I am concerned, saddened and upset when I learn of parents that think about suicide and act on it over the loss of their child. Estrangement often has parents thinking this way, I know how devastating this kind of loss can be and how personal mothers and fathers take it. But I also know that what those kids do speaks volumes about who they are and their ability to love and to cope. It isn’t about the parents, who literally have done so much for their kids. I had lunch with a friend who was a big part of our family life for many years. He said, “Your kids grew up privileged.”
It isn’t the first time a family member or a family friend made that declaration. Our son now a young adult often makes that same declaration. He feels “blessed” “privileged” “loved” and “supported.” How is it that kids can come from the exact same environment and some can be so loving and successful? And others can do damage and hurt themselves and many others? When you finally do take that necessary step back you know that it is about them. It is about their own feelings about themselves and their inability to trust in their inner goodness, their selves and in the universe. If we have to manipulate it, lie about it, cheat it and deceive it we are going against the universe and more importantly moving away from our selves. If you want love and you want peace you have it all deep down inside of yourself. Trust yourself.
As we enter this Thanksgiving season we reflect on all that we have and all the abundance in our lives. Part of that abundance is the glory and the goodness that lives within our hearts. What’s inside is much more important than what lives outside of us.
- Are you a good person? Check.
- Do you choose love and peace? Check.
- Have you tried to right any wrongs? Check.
- Is your heart filled with love and with gratitude? Check.
- Are you making the decision to see the good in every situation? Check.
- Are you trusting in yourself and trusting in the universe? Check.
- Are you treating others the way that you want to be treated? Check.

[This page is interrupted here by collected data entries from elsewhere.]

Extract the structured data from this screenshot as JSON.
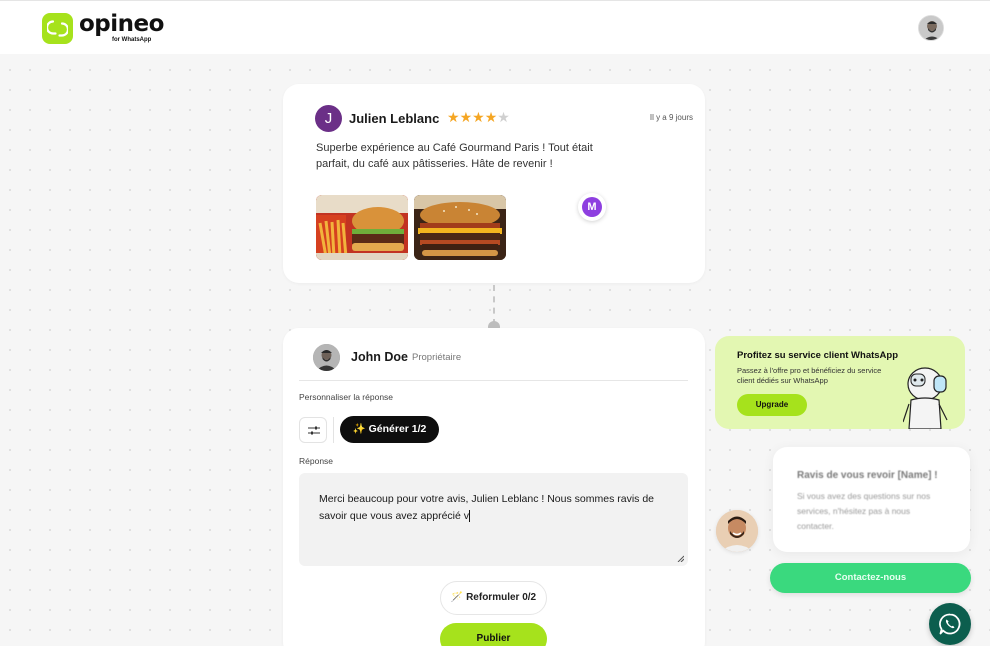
{
  "header": {
    "logo_text": "opineo",
    "logo_subtitle": "for WhatsApp"
  },
  "review": {
    "reviewer_initial": "J",
    "reviewer_name": "Julien Leblanc",
    "rating": 4,
    "rating_max": 5,
    "date": "Il y a 9 jours",
    "text": "Superbe expérience au Café Gourmand Paris ! Tout était parfait, du café aux pâtisseries. Hâte de revenir !",
    "photos": [
      "burger-and-fries-photo",
      "bacon-burger-photo"
    ],
    "floating_badge_initial": "M"
  },
  "reply": {
    "owner_name": "John Doe",
    "owner_role": "Propriétaire",
    "customize_label": "Personnaliser la réponse",
    "generate_label": "✨ Générer 1/2",
    "response_label": "Réponse",
    "response_text": "Merci beaucoup pour votre avis, Julien Leblanc ! Nous sommes ravis de savoir que vous avez apprécié v",
    "reformulate_label": "🪄 Reformuler 0/2",
    "publish_label": "Publier"
  },
  "promo": {
    "title": "Profitez su service client WhatsApp",
    "text": "Passez à l'offre pro et bénéficiez du service client dédiés sur WhatsApp",
    "button_label": "Upgrade"
  },
  "chat": {
    "title": "Ravis de vous revoir [Name] !",
    "text": "Si vous avez des questions sur nos services, n'hésitez pas à nous contacter.",
    "contact_label": "Contactez-nous"
  },
  "colors": {
    "brand_green": "#a6e21c",
    "whatsapp_green": "#3ad97e",
    "whatsapp_dark": "#0c5e4e",
    "star": "#f5a623",
    "reviewer_avatar": "#6b2f87",
    "badge_purple": "#8e3fe0"
  }
}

- Give it up to God? Check.
If we can fix it, we must try and fix it. If we can’t fix it, it’s probably not ours to fix. At some point in time, you realize how little you control and how much truly rest in God’s hands.
Trust in yourself and trust in the universe, for all that is meant to be, shall be.
Bernadette on Facebook at www.facebook.com/bernadetteamoyer
Reading through your post just randomly and they all seem to mirror me and my life. I have a Daughter that has no regard for mine or my husbands feelings,, and I have a Son that is totally polar opposite . They were raised in the same household,, and if I had to think back I would say I did way more for her then I did for him . Its a really long story that I cannot go into obviously . but yes I am all those things on the Checked list which really made me laugh,,, and exactly how I have dealt with this situation is I did Give it all to God last February 15 , 2015 , and it totally changed my life . I still have a lot of things that I pray for but the Lord has brought things quite a ways from where it was . Thank you so much for your beautiful words ,, you are truly a Kindred Spirit .
Blessings to You this Holiday Season.
Tamarah
Thank you for connecting and for sharing! I agree I did so much more for my daughter and yet my son appreciates me so much more! I have so much peace and love right now and I hope that you do as well have a wonderful holiday season! Angel hugs!